王女がいない。先ほどまでいた場所に王女の姿はなかった。
「どこへ行った?」
そう呟くのと同時に自分の腹にものすごい衝撃が来た。
かはっ。
体が少し浮くほどの衝撃だった。どさりと床に落ちた時、吐いたのは仕方なかったことだと思う。
「どう?少しぐらい痛みを感じた?」
そこに投げつけられたのは酷く冷たい女の声。
吐いているんだからそれぐらいわかるだろう。
バルドラは吐きながらも顔を上げる。するとそこには見失っていたはずの王女が立っていた。
それでわかった。自分の腹を殴られたのだと。
「これはあの子の分。でもね、これぐらいの苦しみで解放されたなんて思わないでね。みんなにはもっと酷いことを平気でしてきたでしょう?」
「な……んだ……と?」
「だって公爵があんなことするようになったのはあなたの裏の仕事を少し分けたからでしょう?トカゲの尻尾きりにするために」
確かに王女の言うことは……本当だ。だが証拠は何も残してはいない。そうやって何年もやってきた経験があるのだから。
……ダメだ。朦朧としてきた。殴られて地面に落ちたとき頭を打ったのだろうか。思考がごちゃごちゃしていく。……何を言っていいのか、いけないのか、……わからない。

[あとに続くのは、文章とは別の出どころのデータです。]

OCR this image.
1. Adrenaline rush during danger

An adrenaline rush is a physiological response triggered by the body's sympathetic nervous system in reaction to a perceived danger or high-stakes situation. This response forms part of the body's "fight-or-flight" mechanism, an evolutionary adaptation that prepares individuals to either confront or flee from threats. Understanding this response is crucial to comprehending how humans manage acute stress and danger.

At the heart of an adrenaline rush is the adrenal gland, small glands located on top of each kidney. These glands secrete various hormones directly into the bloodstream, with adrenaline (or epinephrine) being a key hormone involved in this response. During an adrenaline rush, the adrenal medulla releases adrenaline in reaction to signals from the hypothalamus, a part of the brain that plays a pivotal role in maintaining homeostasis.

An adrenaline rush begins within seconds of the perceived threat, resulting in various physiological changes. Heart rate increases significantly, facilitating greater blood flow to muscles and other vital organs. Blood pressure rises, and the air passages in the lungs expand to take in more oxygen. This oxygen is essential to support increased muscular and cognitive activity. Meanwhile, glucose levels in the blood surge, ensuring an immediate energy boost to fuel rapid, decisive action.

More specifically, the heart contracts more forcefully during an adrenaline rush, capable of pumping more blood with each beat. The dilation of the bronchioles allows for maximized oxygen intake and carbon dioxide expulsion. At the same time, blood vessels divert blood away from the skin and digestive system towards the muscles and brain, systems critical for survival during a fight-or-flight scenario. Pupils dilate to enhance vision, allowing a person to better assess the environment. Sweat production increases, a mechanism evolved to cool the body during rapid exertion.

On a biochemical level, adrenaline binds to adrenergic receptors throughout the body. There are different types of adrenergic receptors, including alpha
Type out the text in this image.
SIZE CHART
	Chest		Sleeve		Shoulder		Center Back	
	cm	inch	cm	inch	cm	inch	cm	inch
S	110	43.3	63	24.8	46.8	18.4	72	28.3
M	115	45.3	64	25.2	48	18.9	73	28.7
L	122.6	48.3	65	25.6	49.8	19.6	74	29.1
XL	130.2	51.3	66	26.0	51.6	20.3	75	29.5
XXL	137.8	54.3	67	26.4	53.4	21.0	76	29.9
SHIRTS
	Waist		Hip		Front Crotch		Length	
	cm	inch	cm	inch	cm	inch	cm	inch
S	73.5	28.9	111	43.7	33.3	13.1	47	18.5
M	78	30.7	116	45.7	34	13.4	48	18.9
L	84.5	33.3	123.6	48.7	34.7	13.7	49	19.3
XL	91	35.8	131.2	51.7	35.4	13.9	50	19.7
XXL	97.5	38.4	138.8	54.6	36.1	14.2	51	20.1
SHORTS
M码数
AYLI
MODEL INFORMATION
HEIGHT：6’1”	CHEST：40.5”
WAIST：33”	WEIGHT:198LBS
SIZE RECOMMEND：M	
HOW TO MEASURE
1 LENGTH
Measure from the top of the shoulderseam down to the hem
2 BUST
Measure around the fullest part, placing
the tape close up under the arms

「あなたの部屋。凄かったわ。民衆のためを思う賢王の名に相応しくない部屋だったわね。あんな豪華な部屋どうしたのかしら?」
「……民衆から集めた税や民衆を売って稼いだお金を使って作った」
「どうしてあんな部屋作ったの?」
「……私は王だ。豪勢な部屋で過ごしても問題はない。ただ民衆がそのことを知ると反発するだろうと思って言っていないだけだ」
「……最低な王」
「そうかもな。だが私は自分の野望のために使えるものは何でも使う」
「公爵とかね」
「……ああ」
「綺麗な娘とか」
「……ああ」
「……もう結構。あなたは私が思っていた通りの人のようね。……この下種が」
イリニはそう呟くと指を鳴らす。
「アル、これを運んで」
「はい、我が主」
アルは先ほどから虚ろな目をした王を掴んでどこかに運んでいった。
「……準備は完了しているようね」
イリニは何もない空間を見ながらつぶやく。
……そのころの城の門の前ではたくさんの人で溢れかえっていた。……生き残るために。